Kansans Want More Solar

Joanna Schroeder Clean Energy, Electricity, Renewable Energy, Solar

Kansans want more solar. A recent poll finds 73 percent of Kansans agree that the opportunity for homeowners to adopt solar energy is an important part of providing choice and competition. In addition, 79 percent of respondents agree that Kansas could benefit from new jobs created by the solar industry. Today, one of every 78 jobs in the U.S. is in the solar industry. The poll was conducted by Magellan Strategies and commissioned by The Alliance for Solar Choice (TASC).

This 10 kW ground-mount at @PLHSKAWS features 40 @SolarWorldUSA panels and @IronRidge racks in Perry, KS. #KSSolar  Photo Credit: Cromwell Solar

This 10 kW ground-mount at @PLHSKAWS features 40 @SolarWorldUSA panels and @IronRidge racks in Perry, KS. #KSSolar Photo Credit: Cromwell Solar

“Solar jobs in Kansas have been increasing at a rate over 30% each year; these are good-paying, skilled jobs that are at risk if Westar attempts to eliminate solar competition,” said Aron Cromwell, CEO Cromwell Solar, based in Lawrence, Kansas.
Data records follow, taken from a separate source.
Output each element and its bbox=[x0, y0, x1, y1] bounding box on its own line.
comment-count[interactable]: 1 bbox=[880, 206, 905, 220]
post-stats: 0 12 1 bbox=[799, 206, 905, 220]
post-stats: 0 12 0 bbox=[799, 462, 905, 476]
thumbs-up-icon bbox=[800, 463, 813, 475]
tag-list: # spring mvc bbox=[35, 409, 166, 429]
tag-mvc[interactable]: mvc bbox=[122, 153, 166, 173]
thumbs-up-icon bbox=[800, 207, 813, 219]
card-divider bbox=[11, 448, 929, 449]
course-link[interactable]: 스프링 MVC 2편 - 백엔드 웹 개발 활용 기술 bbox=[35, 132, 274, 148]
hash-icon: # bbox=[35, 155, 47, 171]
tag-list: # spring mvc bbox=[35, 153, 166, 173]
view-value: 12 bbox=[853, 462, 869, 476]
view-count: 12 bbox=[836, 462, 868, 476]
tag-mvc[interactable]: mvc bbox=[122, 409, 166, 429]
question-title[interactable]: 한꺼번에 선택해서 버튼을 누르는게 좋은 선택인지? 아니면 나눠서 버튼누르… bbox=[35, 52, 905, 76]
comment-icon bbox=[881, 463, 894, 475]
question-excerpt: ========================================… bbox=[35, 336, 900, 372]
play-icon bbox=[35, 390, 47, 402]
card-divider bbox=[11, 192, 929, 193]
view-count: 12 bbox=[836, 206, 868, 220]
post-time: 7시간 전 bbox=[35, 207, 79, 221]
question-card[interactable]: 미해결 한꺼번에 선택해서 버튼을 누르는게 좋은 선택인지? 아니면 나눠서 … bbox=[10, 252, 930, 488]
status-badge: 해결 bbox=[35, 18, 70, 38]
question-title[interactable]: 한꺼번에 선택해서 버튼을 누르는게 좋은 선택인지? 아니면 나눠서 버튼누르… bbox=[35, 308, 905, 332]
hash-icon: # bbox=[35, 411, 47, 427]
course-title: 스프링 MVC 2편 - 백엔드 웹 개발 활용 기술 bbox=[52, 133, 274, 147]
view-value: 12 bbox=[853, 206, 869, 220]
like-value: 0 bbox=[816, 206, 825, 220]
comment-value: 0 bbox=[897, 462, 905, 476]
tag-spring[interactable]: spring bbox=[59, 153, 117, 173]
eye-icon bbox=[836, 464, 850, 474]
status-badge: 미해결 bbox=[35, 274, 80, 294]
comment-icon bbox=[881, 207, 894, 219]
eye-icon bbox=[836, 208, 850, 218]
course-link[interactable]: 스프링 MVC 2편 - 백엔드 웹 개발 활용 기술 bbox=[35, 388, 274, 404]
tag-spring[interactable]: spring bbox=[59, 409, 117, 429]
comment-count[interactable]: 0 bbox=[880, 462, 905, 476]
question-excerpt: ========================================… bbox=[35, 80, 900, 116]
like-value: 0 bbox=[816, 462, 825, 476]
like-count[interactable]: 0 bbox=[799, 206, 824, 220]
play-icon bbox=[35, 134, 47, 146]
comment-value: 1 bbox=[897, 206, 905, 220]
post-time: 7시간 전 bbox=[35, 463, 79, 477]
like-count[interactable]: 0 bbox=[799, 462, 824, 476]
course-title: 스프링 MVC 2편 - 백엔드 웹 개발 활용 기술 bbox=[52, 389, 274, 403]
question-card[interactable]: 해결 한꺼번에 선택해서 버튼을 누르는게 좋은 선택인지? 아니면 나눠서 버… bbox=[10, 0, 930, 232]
According to TASC, Westar Energy awaits the Kansas Corporation Commission’s ruling on a proposal that would impose higher tariffs on solar customers in its service territory. The proposed change would force solar customers onto discriminatory rates with high monthly charges that will stop the growing solar market in Kansas. TASC and Cromwell Solar have petitioned to intervene in the rate case to advocate for residential rates that encourage consumer energy choice. Westar has opposed both parties’ participation in the case.

Additional finding include that 76 percent of Westar customers oppose Westar’s proposal to impose a tariff fee on customers with solar panels. With 80 percent of Republicans and 75 percent of Democrats agreeing that their utilities’ positions on clean energy are based on what’s best for these companies’ profits, the results, said TASC, call into question Westar Energy’s motives in proposing this anti-solar change.

“It is rare to see this level of bipartisan support for anything, but it is clear from these results that Kansans will not stand for Westar Energy or any utility to take away their ability to install solar,” said David Flaherty, CEO of Magellan Strategies.

Westar’s rate case is pending before the Kansas Corporation Commission. Public hearings are planned for July 21 and 23. The Commission should issue an order by the fall.